Two days and 38 postcards later, I ran out of the decoupage glue I like to use for all my collage work. I won’t be getting any more of it any time soon, so I guess my postcard creating is on hiatus.
This past Saturday, I tried to file my taxes online. It turned into a fiasco because I don’t know last year’s Adjusted Gross Income. I had to give up after a couple of hours of struggle until my sibling (whose mail is delivered to the front porch) receives some documentation and calls me with the information.
After I was unable to achieve my big goal for the day, I fell into despair. It was tool cold and windy to go for the walk The Man suggested. I didn’t feel like writing. I didn’t feel like talking or watching a movie. After I cooked dinner and washed the dishes, the rest of my life stretched before me, long and boring.
The Man and I ended up watching some King of the Hill on Hulu. (Thank goodness for free trials from streaming services.) That cheered me up a little, but all I really wanted to do was play the matching game I put on my phone.

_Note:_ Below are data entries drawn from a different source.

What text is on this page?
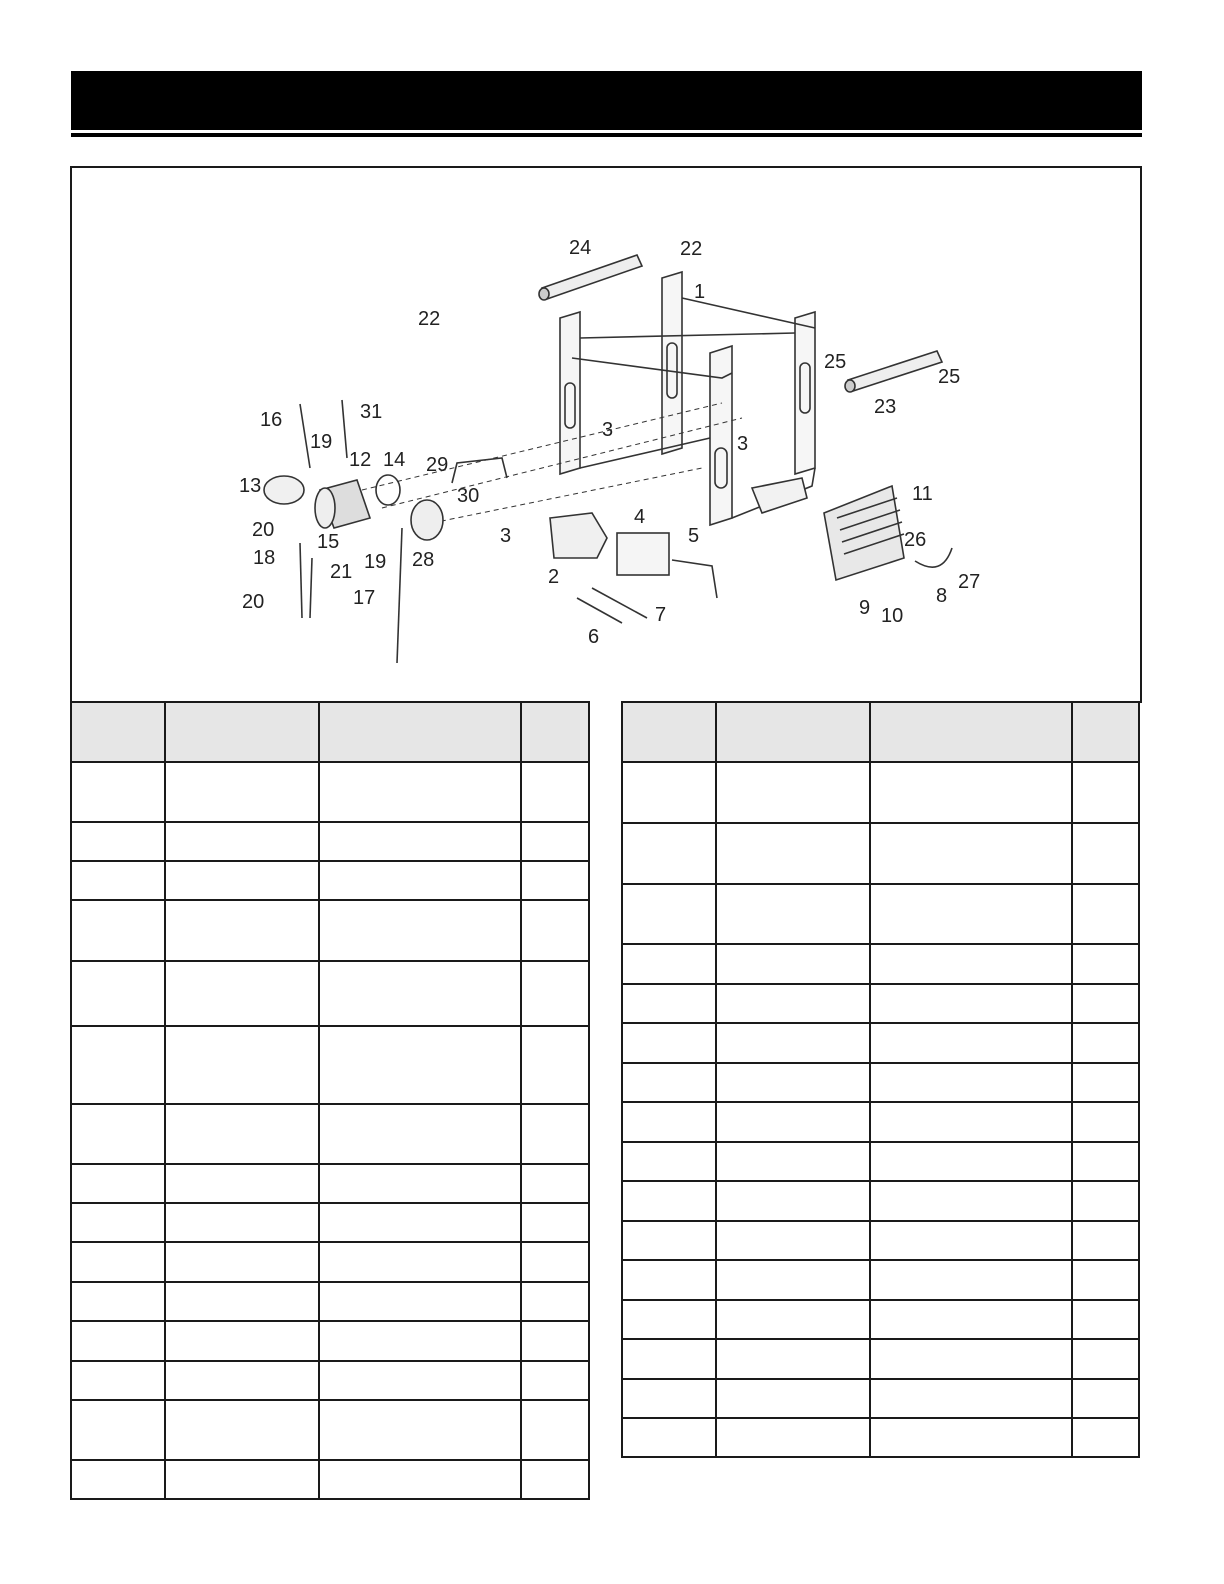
1
2
3
3
3
4
5
6
7
8
9 10
11
12
13
14
15
16
17
18
19
19
20
20
21
22
22
23
24
25
25
26
27
28
29
30
31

I don’t have to think too hard about it, so it doesn’t tax my brain, but I have to pay close enough attention to it that unwanted thoughts are kept away. It’s an unproductive activity, but after hours of reading news sources and thinking about COVID-19 and people refusing to isolate and the lack of ventilators and all the horribleness that’s coming down the pike, my brain enjoys being blank.
I don’t know what to do with this blog right now. Should I carry on as if nothing is amiss and our whole world isn’t crumbling? Should I go all COVID-19 all the time? To be honest with you, I don’t have it in me to go all COVID-19 all the time. But if no one cares anymore about a free camping spot in Colorado or stories from my past or photos of my first Little Free Food Pantry, I’m not going to bother. However, if my blog helps you feel a little more normal, I’m all for continuing with it.
Please, let me know what you think. If you’re reading these words, please, please leave a comment (as short or as long as you like) letting me know what you want to see here in the coming days. Your input will help me make some decisions.
In the meantime, please keep yourself safe. Stay home as much as possible. Work from home if you can. Stay away from people outside your immediate family. Wash your hands. Be kind. Above all, please be kind.